Can I setup 3 cameras and render 3 video clips at the same time? I would like to then place those 3 clips in my video editor and cut back and forth from the 3 different camera angles.

If you wish to simply change camera during animation, without jumping back & forth in time, bind the cameras to markers in the timeline:

  1. select camera
  2. in Timeline add Marker (M)
  3. with marker selected, bind camera to marker (Ctrl+B in Timeline)

repeat with other cameras

If you want to do more editing (e.g. jumping back & forth in time), use the sequence editor:

  1. place all desired cameras
  2. in VSE add a Scene strip
  3. in VSE properties select the camera under Camera Override

repeat with other cameras. Make sure ‘Sequencer’ box is checked (above Camera Override)

The simple answer is: No.

Rendering is a very heavy process for the CPU/GPU. Blender is having a hard time gathering all its stuff in one heap for one camera… It may start to get confused if you ask it to do several heaps with stuff belonging to all the heaps. Besides, you must expect some smoke coming out of your computer if you try to overclock it at twice or 3 times its factory speed. :wink: The best you can hope for (if the devs would ever consider the idea of multiple simultaneous renderings) is some slo-mo rendering. 2 cameras, half the speed… 3 cameras, 1/3 of the speed… And so on.

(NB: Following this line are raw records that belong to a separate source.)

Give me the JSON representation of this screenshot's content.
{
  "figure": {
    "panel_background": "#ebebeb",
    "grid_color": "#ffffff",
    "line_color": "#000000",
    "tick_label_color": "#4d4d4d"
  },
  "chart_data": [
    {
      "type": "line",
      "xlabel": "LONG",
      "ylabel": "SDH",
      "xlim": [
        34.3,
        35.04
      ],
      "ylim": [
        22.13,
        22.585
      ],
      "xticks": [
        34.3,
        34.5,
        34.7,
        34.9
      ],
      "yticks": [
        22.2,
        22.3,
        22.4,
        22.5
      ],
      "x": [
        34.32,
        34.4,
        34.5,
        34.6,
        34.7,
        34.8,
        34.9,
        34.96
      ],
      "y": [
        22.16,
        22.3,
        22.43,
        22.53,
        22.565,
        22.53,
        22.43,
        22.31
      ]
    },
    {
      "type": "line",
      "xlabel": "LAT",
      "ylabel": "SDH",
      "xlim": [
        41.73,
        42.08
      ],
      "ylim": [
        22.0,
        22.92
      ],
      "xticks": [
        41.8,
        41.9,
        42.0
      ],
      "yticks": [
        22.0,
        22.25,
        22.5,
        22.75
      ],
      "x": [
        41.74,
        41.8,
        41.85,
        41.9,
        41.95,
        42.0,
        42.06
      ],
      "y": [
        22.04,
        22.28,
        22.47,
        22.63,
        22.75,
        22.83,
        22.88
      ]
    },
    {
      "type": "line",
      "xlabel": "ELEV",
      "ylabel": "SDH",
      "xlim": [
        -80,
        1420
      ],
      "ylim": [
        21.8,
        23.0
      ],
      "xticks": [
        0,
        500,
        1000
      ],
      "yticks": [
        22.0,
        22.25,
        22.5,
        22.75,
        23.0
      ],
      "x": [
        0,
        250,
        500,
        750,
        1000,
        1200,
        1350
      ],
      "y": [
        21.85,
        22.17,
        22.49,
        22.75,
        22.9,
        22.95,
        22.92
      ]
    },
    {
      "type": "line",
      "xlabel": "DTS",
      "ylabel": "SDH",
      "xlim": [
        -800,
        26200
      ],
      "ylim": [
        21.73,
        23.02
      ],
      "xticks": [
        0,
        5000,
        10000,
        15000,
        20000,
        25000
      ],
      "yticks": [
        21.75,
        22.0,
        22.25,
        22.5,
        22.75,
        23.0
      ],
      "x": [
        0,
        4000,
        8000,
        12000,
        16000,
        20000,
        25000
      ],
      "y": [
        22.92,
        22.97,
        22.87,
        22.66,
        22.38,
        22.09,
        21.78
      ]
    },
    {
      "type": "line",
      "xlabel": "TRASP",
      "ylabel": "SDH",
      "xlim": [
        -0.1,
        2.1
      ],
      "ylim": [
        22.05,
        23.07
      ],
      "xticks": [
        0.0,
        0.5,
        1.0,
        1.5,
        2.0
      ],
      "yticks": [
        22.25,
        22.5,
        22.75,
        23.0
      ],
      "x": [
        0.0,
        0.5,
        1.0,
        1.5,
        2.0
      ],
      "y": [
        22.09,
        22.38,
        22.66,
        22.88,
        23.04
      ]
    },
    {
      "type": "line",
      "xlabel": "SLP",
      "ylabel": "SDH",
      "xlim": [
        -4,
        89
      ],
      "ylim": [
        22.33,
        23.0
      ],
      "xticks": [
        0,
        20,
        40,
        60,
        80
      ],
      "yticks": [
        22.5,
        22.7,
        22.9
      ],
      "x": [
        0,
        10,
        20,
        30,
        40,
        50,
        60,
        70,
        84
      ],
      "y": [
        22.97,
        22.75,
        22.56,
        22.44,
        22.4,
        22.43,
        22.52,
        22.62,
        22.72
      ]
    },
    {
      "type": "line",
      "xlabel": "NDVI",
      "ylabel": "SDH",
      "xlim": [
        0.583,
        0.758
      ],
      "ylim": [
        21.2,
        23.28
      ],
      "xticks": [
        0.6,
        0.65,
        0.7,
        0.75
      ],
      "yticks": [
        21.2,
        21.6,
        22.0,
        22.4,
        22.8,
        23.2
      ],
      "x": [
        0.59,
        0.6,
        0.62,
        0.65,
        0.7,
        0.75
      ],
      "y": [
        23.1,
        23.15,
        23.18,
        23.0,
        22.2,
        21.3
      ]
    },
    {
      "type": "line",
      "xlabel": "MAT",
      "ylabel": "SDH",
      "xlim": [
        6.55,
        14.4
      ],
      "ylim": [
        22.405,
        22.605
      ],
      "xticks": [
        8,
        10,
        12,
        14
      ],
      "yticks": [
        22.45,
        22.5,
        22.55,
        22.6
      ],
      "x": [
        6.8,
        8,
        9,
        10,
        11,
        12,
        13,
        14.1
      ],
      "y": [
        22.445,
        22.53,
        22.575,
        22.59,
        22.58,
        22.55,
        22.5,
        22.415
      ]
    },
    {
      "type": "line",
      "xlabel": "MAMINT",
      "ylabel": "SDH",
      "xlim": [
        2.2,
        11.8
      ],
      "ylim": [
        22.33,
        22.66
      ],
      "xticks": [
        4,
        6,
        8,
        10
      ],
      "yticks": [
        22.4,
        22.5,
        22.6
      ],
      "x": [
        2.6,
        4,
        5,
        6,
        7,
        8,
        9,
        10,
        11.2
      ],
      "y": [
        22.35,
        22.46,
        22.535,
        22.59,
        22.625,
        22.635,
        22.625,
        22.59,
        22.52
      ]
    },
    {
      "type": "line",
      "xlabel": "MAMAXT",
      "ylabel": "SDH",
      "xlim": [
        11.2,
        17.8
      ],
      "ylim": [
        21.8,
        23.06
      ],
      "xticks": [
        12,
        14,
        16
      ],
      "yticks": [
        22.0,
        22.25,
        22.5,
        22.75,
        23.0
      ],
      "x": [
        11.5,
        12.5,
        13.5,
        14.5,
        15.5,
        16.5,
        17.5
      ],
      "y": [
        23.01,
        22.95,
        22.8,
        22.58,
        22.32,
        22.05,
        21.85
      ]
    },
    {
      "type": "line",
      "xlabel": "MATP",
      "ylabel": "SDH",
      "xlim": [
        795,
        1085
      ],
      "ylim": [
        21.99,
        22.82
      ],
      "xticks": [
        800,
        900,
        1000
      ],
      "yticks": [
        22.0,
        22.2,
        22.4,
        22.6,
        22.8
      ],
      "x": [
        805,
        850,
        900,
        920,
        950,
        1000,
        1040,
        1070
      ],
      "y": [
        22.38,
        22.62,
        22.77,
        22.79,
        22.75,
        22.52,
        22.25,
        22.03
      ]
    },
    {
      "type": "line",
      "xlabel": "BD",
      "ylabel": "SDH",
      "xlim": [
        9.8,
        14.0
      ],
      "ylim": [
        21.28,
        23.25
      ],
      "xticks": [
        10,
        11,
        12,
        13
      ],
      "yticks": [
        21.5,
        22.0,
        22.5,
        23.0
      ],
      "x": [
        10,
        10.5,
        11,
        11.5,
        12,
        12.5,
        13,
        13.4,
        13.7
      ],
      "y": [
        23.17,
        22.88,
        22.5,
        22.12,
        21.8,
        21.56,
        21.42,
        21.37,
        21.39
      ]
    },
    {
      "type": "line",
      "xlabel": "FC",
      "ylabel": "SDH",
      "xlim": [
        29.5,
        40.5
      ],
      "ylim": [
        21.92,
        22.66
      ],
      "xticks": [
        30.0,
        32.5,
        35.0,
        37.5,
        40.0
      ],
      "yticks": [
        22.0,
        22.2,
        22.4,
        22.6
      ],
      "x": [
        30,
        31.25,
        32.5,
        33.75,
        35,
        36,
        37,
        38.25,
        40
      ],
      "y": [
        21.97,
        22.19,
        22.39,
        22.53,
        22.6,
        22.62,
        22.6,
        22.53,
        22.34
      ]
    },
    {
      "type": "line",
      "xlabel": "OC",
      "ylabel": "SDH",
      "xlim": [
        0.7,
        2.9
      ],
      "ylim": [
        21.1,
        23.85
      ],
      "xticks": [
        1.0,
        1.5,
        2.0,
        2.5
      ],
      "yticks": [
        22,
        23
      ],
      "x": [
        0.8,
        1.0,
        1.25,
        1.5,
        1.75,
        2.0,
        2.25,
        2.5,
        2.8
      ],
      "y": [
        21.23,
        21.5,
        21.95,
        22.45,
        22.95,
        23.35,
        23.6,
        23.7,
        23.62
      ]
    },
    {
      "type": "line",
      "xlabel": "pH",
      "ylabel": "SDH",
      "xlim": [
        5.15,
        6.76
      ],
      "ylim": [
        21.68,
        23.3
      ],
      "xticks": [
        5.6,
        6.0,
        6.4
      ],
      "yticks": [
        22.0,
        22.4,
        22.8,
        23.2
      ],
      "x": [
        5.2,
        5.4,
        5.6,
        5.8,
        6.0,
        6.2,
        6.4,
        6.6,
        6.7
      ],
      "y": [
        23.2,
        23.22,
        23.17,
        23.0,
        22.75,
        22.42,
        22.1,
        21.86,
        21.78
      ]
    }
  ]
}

In other words, if you can’t make up your mind and switch of camera during the rendering, you’ll have to render everything all over again for each camera.

@Kaluura: The answer is actually yes!

That is what scenes are for. You can cross link all your geometry into three separate scenes so they have the same objects. Then create a different camera move in each scene. Then create another “master” scene that reads the result from the render layers of the three camera move scenes and sends them to their own fileoutput node. Click on Animation and Blender will render all three scenes to their own output files. These output files can then be imported into external editor or the VSE if that is what you are using.

I’m learning every day… Still, I wouldn’t recommend this route. It’s a bit tortuous IMHO. To simply activate the right camera, render and go to the next camera is more straightforward. At least, I’d know that everything is always rendered at full speed in front of my eyes. As long as you don’t forget to change the path in between the renderings, it’s safe and simple.

It’s a bit tortuous
Agreed! But if you just need to setup an unattended render for all scenes it is possible to do in Blender.

I like the markers method…the linked scenes sounds a lot more complicated…will have to try each to see the benefits.

Also, you can start multiple instances of Blender, and output to different folders. I just tried it with Cycles CPU rendering…
With one instance a scene took about 10sec to render…with 2 instances running simultaneously, about 18sec for the same scene.

Using the GPU instead for multiple instances may cause it to overheat (just guessing).

Just another workaround.

Will also check out Aaron Symon’s excellent addon. Thanks for the link. :smiley:

I thought so to at first… but make sure to set each camera save directory and it works fine in official 2.64a, it also worked fine in r51570 and r52037 from graphical.org that i’ve tried it on both with Internal and Cycles.